Borgogno ci fa sapere che «M per sopravvivere nell'ambiente ritirato e depresso in cui viveva e per liberarsi da una madre tanto ingombrante si era ammutolita scomparendo dalla scena psichica» ed aveva operato una identificazione con la madre che l'aveva portata a ritenere «che si è esistenti unicamente se si è assenti psichicamente» (p. 164). Dunque M aveva fatto ricorso a quella via di uscita che Enriquez definisce «utilizzazione attiva della passività, passività letale e non sessuale in origine, in opposizione a un odio esplosivo non elaborabile...» (p. 123).

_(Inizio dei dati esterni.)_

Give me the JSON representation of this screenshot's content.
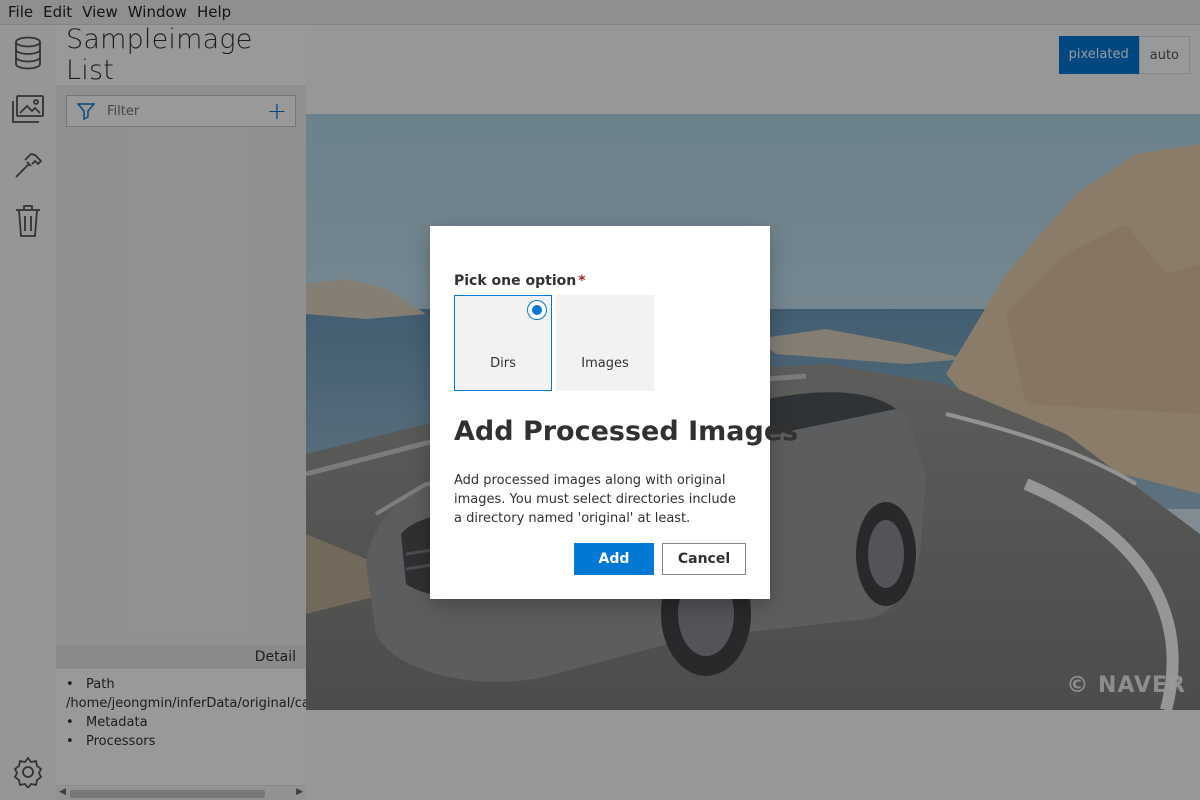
{
  "menu": {
    "items": [
      "File",
      "Edit",
      "View",
      "Window",
      "Help"
    ]
  },
  "rail": {
    "icons": [
      "database-icon",
      "images-icon",
      "hammer-icon",
      "trash-icon",
      "gear-icon"
    ]
  },
  "sidebar": {
    "title": "Sampleimage List",
    "filter_placeholder": "Filter",
    "detail_label": "Detail",
    "detail": {
      "path_label": "Path",
      "path_value": "/home/jeongmin/inferData/original/car",
      "metadata_label": "Metadata",
      "processors_label": "Processors"
    }
  },
  "main": {
    "render_modes": [
      "pixelated",
      "auto"
    ],
    "active_mode": "pixelated",
    "watermark": "© NAVER"
  },
  "dialog": {
    "pick_label": "Pick one option",
    "required_mark": "*",
    "options": [
      "Dirs",
      "Images"
    ],
    "selected_option": "Dirs",
    "title": "Add Processed Images",
    "description": "Add processed images along with original images. You must select directories include a directory named 'original' at least.",
    "add_label": "Add",
    "cancel_label": "Cancel"
  },
  "colors": {
    "accent": "#0078d4",
    "overlay": "rgba(0,0,0,0.4)"
  }
}
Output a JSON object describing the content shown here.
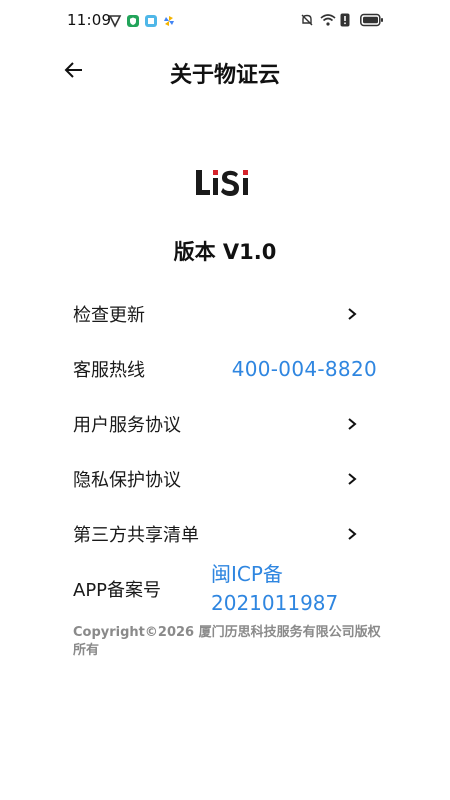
{
  "status_bar": {
    "time": "11:09",
    "battery_icon": "battery-icon",
    "wifi_icon": "wifi-icon"
  },
  "header": {
    "title": "关于物证云",
    "back_icon": "back-arrow-icon"
  },
  "logo": {
    "text": "LiSi"
  },
  "version": "版本 V1.0",
  "menu": {
    "check_update": "检查更新",
    "hotline_label": "客服热线",
    "hotline_value": "400-004-8820",
    "user_agreement": "用户服务协议",
    "privacy_policy": "隐私保护协议",
    "third_party_list": "第三方共享清单",
    "icp_label": "APP备案号",
    "icp_line1": "闽ICP备",
    "icp_line2": "2021011987"
  },
  "copyright": "Copyright©2026 厦门历思科技服务有限公司版权所有",
  "colors": {
    "link": "#2f86e0",
    "logo_dark": "#1a1a1a",
    "logo_red": "#d4232b"
  }
}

Nella storia di M c'è un'onnipotenza mortifera che si trasmette attraverso le generazioni e che rende problematica la filiazione, che per tre generazioni avverrà sempre in tarda età. Shengold (2011) afferma che il «neonato vede i genitori come dotati di poteri divini, e qualsiasi evento la mente registri - all'interno e all'esterno del corpo - per gran parte dell'infanzia è attribuito a loro, perciò anche la responsabilità del terrore dovuto all'intensità dell'esperienza traumatica è ascritta ai “genitori-divinità” [...] Ma queste divinità che permettono che esista la sofferenza e non sono in grado di eliminare la morte stimolano pure varie e profonde forme di ambivalenza» (pp. 14-15). Anche per la piccola M i genitori dovettero essere delle divinità, e divinità tanto più inquietanti perché entrambi sono stati in grado di determinare la morte dei loro rispettivi padri. Genitori-divinità, pertanto, in grado di decidere della vita e della morte, divinità terrifiche perché mortifere.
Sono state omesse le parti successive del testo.